In a fascinating New York Times story this week, Indiana University sociologist David Blouin groups dog owners into one of these three categories.
“Dominionists,” he says, view pets as beloved but ultimately replaceable. Families who live in the country tend to meet this definition.
“Humanists” see their dog as a primary companion, one to be pampered, allowed to sleep in the owner’s bed and “mourned like a dying child at the end.”
His third category is “protectionists” — people who have strong feeling about dogs, who are likely to rescue a dog tied to a tree and then lecture its owner. They tend to think in terms of what is best for the dog.

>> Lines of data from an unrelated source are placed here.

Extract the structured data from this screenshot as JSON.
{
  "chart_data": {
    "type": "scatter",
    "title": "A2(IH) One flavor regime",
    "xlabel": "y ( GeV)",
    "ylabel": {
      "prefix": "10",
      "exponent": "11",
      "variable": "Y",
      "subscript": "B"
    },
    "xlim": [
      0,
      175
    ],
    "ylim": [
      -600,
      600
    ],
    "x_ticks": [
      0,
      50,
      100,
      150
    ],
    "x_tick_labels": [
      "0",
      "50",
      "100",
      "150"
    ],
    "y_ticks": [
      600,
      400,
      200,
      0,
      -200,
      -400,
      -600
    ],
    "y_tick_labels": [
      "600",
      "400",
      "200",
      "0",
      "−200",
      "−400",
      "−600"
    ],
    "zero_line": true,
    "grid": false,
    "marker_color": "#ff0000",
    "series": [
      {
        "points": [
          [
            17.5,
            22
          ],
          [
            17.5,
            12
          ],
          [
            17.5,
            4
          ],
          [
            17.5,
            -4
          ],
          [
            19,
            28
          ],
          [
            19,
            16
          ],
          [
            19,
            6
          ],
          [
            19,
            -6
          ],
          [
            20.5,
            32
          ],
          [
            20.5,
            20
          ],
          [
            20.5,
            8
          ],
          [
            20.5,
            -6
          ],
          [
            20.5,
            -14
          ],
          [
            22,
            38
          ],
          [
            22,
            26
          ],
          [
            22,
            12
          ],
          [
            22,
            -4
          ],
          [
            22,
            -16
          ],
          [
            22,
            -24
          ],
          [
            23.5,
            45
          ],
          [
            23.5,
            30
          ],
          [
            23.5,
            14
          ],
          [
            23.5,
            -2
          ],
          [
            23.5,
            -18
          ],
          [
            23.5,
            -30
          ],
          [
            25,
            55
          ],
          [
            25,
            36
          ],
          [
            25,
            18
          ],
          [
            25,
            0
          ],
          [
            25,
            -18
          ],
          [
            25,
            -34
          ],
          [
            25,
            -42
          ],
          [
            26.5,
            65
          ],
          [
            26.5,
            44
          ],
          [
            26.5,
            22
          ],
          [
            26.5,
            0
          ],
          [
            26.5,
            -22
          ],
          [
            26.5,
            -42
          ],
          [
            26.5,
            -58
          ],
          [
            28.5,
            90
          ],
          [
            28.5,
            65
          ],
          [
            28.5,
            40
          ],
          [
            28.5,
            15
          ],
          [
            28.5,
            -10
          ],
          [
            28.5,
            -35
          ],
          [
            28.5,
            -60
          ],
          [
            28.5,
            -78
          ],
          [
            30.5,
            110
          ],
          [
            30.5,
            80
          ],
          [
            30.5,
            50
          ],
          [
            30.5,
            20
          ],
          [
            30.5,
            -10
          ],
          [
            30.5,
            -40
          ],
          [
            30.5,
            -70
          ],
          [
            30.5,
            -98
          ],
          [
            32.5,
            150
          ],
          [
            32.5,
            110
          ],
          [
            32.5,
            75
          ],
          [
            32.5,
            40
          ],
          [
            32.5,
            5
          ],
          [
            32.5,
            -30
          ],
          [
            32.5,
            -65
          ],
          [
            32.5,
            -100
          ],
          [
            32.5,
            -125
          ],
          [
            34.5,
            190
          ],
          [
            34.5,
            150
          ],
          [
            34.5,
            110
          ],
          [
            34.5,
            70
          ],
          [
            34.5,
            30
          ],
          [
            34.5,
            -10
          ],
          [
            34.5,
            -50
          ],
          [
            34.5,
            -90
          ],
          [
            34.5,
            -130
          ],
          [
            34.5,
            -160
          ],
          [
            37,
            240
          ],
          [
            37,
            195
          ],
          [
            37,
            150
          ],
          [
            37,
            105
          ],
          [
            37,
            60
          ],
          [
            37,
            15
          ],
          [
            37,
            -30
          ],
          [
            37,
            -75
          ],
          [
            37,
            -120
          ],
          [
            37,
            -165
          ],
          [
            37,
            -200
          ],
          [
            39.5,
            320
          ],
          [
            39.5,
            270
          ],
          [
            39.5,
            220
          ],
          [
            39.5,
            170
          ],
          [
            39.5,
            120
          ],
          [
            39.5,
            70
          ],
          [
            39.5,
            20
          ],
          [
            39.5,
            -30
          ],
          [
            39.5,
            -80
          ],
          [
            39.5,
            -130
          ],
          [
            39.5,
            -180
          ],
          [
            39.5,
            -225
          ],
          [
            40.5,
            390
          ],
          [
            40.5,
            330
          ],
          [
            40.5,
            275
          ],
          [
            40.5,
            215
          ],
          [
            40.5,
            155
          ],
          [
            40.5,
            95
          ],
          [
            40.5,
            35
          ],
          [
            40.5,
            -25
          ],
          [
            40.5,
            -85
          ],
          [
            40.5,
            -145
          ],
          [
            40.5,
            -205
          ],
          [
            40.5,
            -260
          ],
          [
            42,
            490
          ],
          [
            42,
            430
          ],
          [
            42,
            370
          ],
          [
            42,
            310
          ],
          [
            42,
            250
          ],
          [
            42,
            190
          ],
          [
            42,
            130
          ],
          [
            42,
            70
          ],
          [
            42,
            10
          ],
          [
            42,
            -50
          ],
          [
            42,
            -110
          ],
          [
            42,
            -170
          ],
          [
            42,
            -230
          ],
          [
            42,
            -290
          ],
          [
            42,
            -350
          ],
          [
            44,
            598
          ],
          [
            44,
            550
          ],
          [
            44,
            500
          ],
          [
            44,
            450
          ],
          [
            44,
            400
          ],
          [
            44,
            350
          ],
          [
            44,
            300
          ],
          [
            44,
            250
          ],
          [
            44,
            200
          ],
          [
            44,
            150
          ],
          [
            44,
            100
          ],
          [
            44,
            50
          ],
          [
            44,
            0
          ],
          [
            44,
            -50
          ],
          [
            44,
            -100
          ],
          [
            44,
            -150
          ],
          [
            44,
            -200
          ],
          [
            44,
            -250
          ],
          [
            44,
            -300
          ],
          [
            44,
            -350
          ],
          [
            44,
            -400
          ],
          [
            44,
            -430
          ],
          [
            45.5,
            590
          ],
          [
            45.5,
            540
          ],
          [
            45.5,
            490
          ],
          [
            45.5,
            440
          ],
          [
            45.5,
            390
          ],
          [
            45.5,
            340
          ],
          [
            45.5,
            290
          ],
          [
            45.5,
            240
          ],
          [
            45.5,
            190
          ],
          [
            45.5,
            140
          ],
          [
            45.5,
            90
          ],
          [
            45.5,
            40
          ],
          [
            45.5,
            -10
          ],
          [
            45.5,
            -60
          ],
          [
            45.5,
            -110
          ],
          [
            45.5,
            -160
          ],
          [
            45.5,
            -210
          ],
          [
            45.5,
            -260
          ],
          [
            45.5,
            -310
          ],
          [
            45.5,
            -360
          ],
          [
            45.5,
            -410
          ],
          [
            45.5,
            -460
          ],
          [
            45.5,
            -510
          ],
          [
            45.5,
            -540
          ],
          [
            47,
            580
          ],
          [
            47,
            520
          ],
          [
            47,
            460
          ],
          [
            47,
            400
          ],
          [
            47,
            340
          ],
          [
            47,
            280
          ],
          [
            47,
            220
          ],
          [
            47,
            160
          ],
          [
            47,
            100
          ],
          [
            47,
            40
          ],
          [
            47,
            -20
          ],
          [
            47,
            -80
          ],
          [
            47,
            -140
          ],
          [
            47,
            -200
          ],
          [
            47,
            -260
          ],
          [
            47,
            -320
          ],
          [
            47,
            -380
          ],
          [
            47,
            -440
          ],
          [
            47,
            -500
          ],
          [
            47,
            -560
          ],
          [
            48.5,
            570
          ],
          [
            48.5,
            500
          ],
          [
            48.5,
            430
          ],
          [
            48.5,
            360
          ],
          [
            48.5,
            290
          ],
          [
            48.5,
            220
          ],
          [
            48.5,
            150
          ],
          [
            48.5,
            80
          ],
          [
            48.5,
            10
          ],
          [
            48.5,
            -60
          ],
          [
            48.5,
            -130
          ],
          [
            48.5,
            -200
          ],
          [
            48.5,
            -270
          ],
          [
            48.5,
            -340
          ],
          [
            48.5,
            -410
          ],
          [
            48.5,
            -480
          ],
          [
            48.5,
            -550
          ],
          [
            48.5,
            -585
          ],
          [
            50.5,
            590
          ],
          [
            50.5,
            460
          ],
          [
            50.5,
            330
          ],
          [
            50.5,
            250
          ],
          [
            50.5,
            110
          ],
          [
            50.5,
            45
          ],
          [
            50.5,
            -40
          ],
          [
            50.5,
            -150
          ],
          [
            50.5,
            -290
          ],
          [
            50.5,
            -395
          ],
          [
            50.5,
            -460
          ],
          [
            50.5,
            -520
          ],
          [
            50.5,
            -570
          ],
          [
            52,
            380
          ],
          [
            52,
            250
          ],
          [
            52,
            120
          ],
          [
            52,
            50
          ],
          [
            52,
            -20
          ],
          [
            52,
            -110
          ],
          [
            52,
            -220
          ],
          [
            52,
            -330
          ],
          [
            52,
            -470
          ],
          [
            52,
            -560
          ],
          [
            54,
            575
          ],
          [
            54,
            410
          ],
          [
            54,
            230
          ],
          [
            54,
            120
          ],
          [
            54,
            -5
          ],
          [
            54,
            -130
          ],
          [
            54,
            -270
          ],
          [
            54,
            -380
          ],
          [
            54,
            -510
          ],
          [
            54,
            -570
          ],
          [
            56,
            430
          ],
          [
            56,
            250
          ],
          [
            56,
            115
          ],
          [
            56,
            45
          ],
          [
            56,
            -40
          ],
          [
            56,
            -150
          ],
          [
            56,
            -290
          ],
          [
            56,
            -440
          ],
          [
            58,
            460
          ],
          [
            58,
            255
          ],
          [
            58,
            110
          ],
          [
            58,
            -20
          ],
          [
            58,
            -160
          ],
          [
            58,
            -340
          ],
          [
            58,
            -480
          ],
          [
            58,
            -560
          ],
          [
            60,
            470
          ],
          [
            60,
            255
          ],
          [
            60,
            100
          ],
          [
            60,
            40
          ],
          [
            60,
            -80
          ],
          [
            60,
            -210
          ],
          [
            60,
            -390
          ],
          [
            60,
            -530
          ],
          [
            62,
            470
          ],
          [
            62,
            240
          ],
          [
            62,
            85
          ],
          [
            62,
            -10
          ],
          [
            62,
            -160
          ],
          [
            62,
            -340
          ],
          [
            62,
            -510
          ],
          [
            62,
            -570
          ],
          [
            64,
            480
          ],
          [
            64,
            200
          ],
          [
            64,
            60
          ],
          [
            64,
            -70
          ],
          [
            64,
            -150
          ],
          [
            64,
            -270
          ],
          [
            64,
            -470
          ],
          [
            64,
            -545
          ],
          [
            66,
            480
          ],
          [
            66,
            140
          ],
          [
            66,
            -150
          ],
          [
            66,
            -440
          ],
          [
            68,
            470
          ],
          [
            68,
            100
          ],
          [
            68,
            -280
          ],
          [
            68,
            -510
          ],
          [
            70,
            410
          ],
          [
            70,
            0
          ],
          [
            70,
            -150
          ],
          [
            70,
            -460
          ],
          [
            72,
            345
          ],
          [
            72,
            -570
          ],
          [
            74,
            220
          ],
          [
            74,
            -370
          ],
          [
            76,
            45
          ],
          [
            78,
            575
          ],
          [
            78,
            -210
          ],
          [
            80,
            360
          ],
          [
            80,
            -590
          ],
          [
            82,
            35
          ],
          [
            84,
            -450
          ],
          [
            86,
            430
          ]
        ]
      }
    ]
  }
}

Blouin draws a distinct line between protectionists and pamperers, but I’m thinking I belong in both categories. I pamper our two pups — not with frilly outfits (on a border collie? You’d have to be kidding!) but with my time. Steve and I make sure our BC and husky mix get plenty of exercise, sometimes at the expense of our own priorities. When we’ve had to put a dog to sleep, we’ve made the decision based strictly on what was best for our dog; according to Blouin, that would make us protectionists. But that hasn’t eased our burden: I still mourn every dog we’ve lost. Bosco the sheltie has been gone nearly two years and I still can’t bring myself to throw out his worn-out fleecy bed.
I would add a fourth category to Blouin’s list. ”Exploiters.” It would include any breeder who cranks out puppies for profit, leaving their breeding dogs in cages, mired in misery. They claim to love dogs, but they don’t, really. And they need to be put out business.